Dirigido pelo italiano Erik Gandini, o documentário Surplus: Terrorized Into Being Consumers (2003) tem uma proposta diferenciada de olhar sobre a contemporaneidade. O excesso que o título da obra sugere – surplus é uma palavra francesa correspondente ao termo latino superávit – se manifesta incisivamente na temática abordada por toda a extensão da filmagem.

Palavras-chave do capitalismo socioeconômico, produção, propaganda e consumo se mesclam na construção do documentário, que adota uma perspectiva nada linear para dar ênfase à complexidade do ciclo de efeitos envolvidos na cadeia do modelo capitalista.

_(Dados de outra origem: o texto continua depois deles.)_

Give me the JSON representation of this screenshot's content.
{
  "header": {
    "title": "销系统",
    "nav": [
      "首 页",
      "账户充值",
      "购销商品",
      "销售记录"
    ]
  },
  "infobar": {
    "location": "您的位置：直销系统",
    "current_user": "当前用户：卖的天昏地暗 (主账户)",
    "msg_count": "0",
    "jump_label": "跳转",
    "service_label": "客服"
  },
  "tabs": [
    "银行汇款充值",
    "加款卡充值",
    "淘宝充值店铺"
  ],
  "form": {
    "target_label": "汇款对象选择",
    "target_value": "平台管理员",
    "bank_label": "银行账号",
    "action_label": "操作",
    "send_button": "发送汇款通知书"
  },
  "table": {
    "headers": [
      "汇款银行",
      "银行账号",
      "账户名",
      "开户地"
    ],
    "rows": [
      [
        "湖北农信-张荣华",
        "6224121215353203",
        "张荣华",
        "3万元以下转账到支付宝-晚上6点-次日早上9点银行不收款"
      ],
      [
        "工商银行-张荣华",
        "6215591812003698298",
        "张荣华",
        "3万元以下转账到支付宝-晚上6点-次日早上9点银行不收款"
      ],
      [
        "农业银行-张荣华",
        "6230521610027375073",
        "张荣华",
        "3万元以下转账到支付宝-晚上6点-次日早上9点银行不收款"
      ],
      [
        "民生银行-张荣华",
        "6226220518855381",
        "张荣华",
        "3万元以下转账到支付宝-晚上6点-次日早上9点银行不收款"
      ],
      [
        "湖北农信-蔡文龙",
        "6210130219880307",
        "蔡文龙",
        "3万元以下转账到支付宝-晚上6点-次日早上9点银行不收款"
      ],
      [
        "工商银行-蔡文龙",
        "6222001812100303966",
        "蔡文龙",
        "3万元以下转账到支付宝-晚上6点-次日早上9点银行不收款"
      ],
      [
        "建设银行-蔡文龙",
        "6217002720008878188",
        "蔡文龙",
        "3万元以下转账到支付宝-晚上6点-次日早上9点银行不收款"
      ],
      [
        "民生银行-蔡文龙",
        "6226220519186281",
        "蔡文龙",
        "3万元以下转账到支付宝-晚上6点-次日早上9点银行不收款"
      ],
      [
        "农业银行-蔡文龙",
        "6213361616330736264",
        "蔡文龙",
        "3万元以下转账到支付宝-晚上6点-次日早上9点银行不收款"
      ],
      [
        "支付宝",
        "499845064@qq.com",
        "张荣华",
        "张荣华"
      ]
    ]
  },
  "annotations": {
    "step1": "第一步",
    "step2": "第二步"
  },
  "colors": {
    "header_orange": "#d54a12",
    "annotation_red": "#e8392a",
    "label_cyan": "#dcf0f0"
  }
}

Acima de tudo, Surplus expõe os traços que unem oferta e demanda apontando para os vieses da saturação desse intercâmbio e ocupa-se de apresentar o sistema subjacente que o nutre.

2. Desenvolvimento

2.1. Conceituação

O documentário ilustra uma série de questões importantes e faz crítica ao modelo capitalista da nossa sociedade. Aborda alguns temas como sociedade de consumo e meios de comunicação de massa.

Pode-se definir que comunicação, do latim communicatio (munis: “estar encarregado de”, co: “atividade em conjunto”, tio: “atividade”), designa todo e qualquer tipo de troca de informação, cuja intenção é romper o isolamento (MARTINO, 2001). Segundo Adrian [201-?, p. 2, grifo do autor], “o termo massa está muito bem direcionado a multidões padronizadas e homogêneas, não possui um grupo específico, mas tem significado na sociedade como um todo”.

Assim, pode-se dizer que comunicação de massa é a transmissão de uma informação, através de um veículo, para um grupo homogêneo. Essa interação é feita entre um emissor (E) e um receptor (R). Importa lembrar que, nesse caso, em teoria, a informação segue um caminho de mão única, pois o receptor não emite uma mensagem de volta ao emissor.

Os meios de comunicação de massa (MCMs) exercem uma grande influência nas pessoas, pois interferem no pensamento e nas atitudes dos indivíduos, desde a opinião política até o consumo de fast food, por exemplo. Esse poder às vezes é considerado como prejudicial, já que ocorre uma manipulação por conta do isolamento que existe entre os integrantes da massa.

Os MCMs são fator decisivo para o que chamamos de sociedade de consumo. Estudiosos como Baudrillard (1981) afirma que a sociedade pós-moderna é uma sociedade de consumo. Nela, o indivíduo é encarado como consumidor, por conta do sistema de produção automatizada.

Para Braudrillard (id.) “já não consumimos coisas, mas somente signos”, fazendo referência às marcas e à importância delas no mercado, pois o consumidor está mais interessado no significado do que na funcionalidade do produto. Para Bauman (1998, p. 89) “o dilema sobre o qual se cogita hoje em dia é se é necessário consumir para viver ou se o homem vive para consumir”. Neste trecho, pode ser citada a mídia, que tem seu papel de promover as vendas e convencer o público de que os produtos comercializados são necessários.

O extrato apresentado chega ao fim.